The city and county compact that now exists seems to be working, and Jefferson County may be well advised to renew it. The compact, passed in 1986 after the merger fights and subsequent annexation wars, did several things. It resolved a major dispute between Louisville and the county over the distribution of occupational tax revenues. It effectively froze all city boundaries, putting on hold the annexation disputes. It also merged several city and county agencies, among them the Planning Commission and Economic Development. Renewing the compact before it expires in 1998 will not be an easy job, but it will certainly be easier than negotiating a merger of governments.
Louisville alderman Tom Owen said that what he would like to see is merger by default. “We’ve got a lot of merged functions [already],” he said. Slowly, perhaps other services or departments could be consolidated (he did not say which ones). This suggestion has many advantages. It spreads out the costs of merger over time. It leaves the small cities to govern their own local affairs, as their residents want them to do, and it is not controversial or divisive, which is what even a successful merger campaign will be. Everyone I interviewed who was involved in the 1982 and 1983 reorganization attempts agreed that it ended up being a bitter fight. The net effect was to divide this community, rather than to bring it together. It would be a pity to see that happen again.

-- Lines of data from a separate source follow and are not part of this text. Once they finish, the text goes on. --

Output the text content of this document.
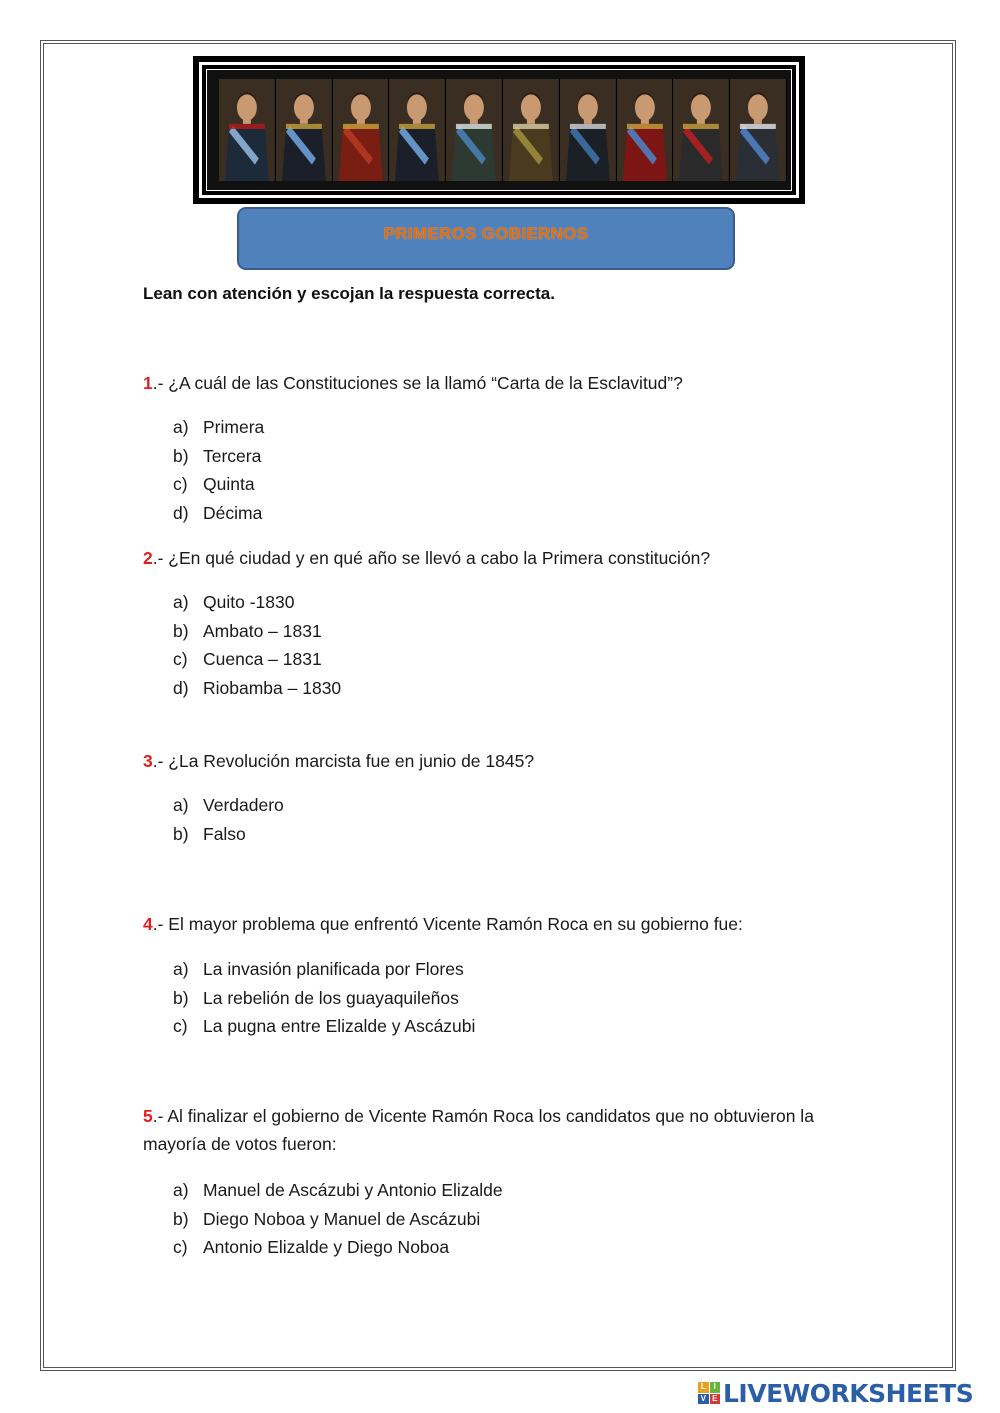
PRIMEROS GOBIERNOS
Lean con atención y escojan la respuesta correcta.
1.- ¿A cuál de las Constituciones se la llamó “Carta de la Esclavitud”?
a) Primera
b) Tercera
c) Quinta
d) Décima
2.- ¿En qué ciudad y en qué año se llevó a cabo la Primera constitución?
a) Quito -1830
b) Ambato – 1831
c) Cuenca – 1831
d) Riobamba – 1830
3.- ¿La Revolución marcista fue en junio de 1845?
a) Verdadero
b) Falso
4.- El mayor problema que enfrentó Vicente Ramón Roca en su gobierno fue:
a) La invasión planificada por Flores
b) La rebelión de los guayaquileños
c) La pugna entre Elizalde y Ascázubi
5.- Al finalizar el gobierno de Vicente Ramón Roca los candidatos que no obtuvieron la mayoría de votos fueron:
a) Manuel de Ascázubi y Antonio Elizalde
b) Diego Noboa y Manuel de Ascázubi
c) Antonio Elizalde y Diego Noboa
L I
V E LIVEWORKSHEETS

Merger of some services would not give Jefferson County the single executive and pool of tax money some civic leaders want, and it would not solve all annexation disputes. But there is a strength in having several competing voices, rather than one. The current debate in Louisville over where to build a new bridge across the Ohio River is a case in point. With a merged government, the eastern county location probably would have been given the nod and Mayor Abramson’s forceful arguments for a downtown location might never have been made.
Of more concern than higher taxes, and even more than the threat of losing old communities such as Middletown, a unified city and county government could become so monolithic that “one vision” would overwhelm all others. Fortunately, as the failure of prior force-fed merger attempts has shown, local feeling runs high throughout Jefferson County. That means change here cannot come without real consensus—which is all a small “r” republican can ask for.